Steam Turbines

The process is simple:

In a steam turbine, regardless of the heat source, the typical fluid used is high-pressure and high-temperature steam produced outside the turbine is transformed into mechanical energy. This mechanical energy is further converted into electricity through a generator. After passing the steam turbine, the lower temperature and pressure steam is cooled down in a condenser and the resulting water used again for the generation of new steam.

Its main components:

  • Rotor: This part extracts energy from the steam using an impeller with mounted blades and transfers it to the shaft.
  • Turbine blades: These blades, either stationary or moving, are connected to the rotor shaft or the casing. Steam passing through them turns the blades, which then drives a generator to produce electrical energy.
  • Casing: Its role is to disperse the steam and maintain proper sealing within the turbine system.

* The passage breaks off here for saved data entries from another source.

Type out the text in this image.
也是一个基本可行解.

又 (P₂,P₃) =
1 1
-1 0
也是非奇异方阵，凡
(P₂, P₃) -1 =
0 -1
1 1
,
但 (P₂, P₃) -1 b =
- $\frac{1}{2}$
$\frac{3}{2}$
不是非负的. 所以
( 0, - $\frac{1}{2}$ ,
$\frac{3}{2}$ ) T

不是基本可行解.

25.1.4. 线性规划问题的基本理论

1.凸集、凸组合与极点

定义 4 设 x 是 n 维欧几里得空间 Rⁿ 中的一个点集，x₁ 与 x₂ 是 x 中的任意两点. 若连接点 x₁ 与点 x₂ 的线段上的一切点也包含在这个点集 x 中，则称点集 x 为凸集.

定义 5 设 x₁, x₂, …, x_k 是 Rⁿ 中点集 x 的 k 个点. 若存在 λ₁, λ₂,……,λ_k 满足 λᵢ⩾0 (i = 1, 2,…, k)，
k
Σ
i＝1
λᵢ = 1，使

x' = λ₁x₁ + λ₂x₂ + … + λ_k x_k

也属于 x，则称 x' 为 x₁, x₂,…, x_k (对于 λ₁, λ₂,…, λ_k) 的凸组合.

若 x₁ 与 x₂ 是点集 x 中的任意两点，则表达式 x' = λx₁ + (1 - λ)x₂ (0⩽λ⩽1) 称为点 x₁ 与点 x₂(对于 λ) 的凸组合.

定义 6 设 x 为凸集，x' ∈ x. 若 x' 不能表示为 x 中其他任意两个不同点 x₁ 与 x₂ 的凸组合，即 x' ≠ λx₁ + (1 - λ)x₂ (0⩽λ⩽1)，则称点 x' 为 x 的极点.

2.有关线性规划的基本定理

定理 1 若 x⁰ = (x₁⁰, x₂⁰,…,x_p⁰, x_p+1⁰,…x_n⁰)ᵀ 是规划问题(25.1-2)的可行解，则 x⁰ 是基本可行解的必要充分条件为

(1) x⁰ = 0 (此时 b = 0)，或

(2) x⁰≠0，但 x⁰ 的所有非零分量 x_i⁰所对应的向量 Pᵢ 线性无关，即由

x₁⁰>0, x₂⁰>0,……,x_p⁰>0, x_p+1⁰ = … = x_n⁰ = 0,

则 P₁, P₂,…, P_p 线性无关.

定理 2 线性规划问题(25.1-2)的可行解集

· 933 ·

The power generation operation:

Once the steam is generated, it is used to propel the steam turbine.

Main configurations:

Turbine manufacturers continuously innovate, exploring new working fluids to enhance technology’s range and maximise heat utilisation.

Depending on site conditions, power range, and heat parameters, various cycles can be considered to optimise performance.

  • Rankine Cycles: employ water steam as working fluid, typical for steam turbine-based systems with temperatures exceeding 300°C.
  • Organic Rankine Cycles (ORC): utilise organic liquids with lower boiling points as working fluid, enabling the use of low-temperature heat (down to 150°C), like industrial waste or geothermal heat.
  • Supercritical CO2 cycles: employ CO2 in a supercritical state (i.e. in fluid form), offering a temperature range like steam (225°C to 650°C), but with superior performance and efficient utilisation of high-temperature heat, such as industrial waste or concentrated solar heat.

Combined Cycle Power Plants – The combination for increased energy efficiency

To achieve optimal efficiency, gas and steam turbines can be integrated in a Combined Cycle Power Plant (CCGT).

Here’s how it works:

  • The gas turbine generates electricity similar to an open cycle gas turbine.
  • The waste heat from the gas turbine is captured and in a Heat Recovery Steam Generator heats up water to generate steam like in a boiler.
  • The steam drives a steam turbine, generating additional electricity.
  • Both turbines can be connected to separate generators or combined on a “single shaft” linked to one generator.
  • Steam is reused in a closed cycle, enhancing efficiency.

All in all, steam turbine technologies offer unique capabilities crucial for the future EU energy system. With their operational and fuel flexibility, they are future proof and well-equipped to support the transition to a decarbonised energy system and economy.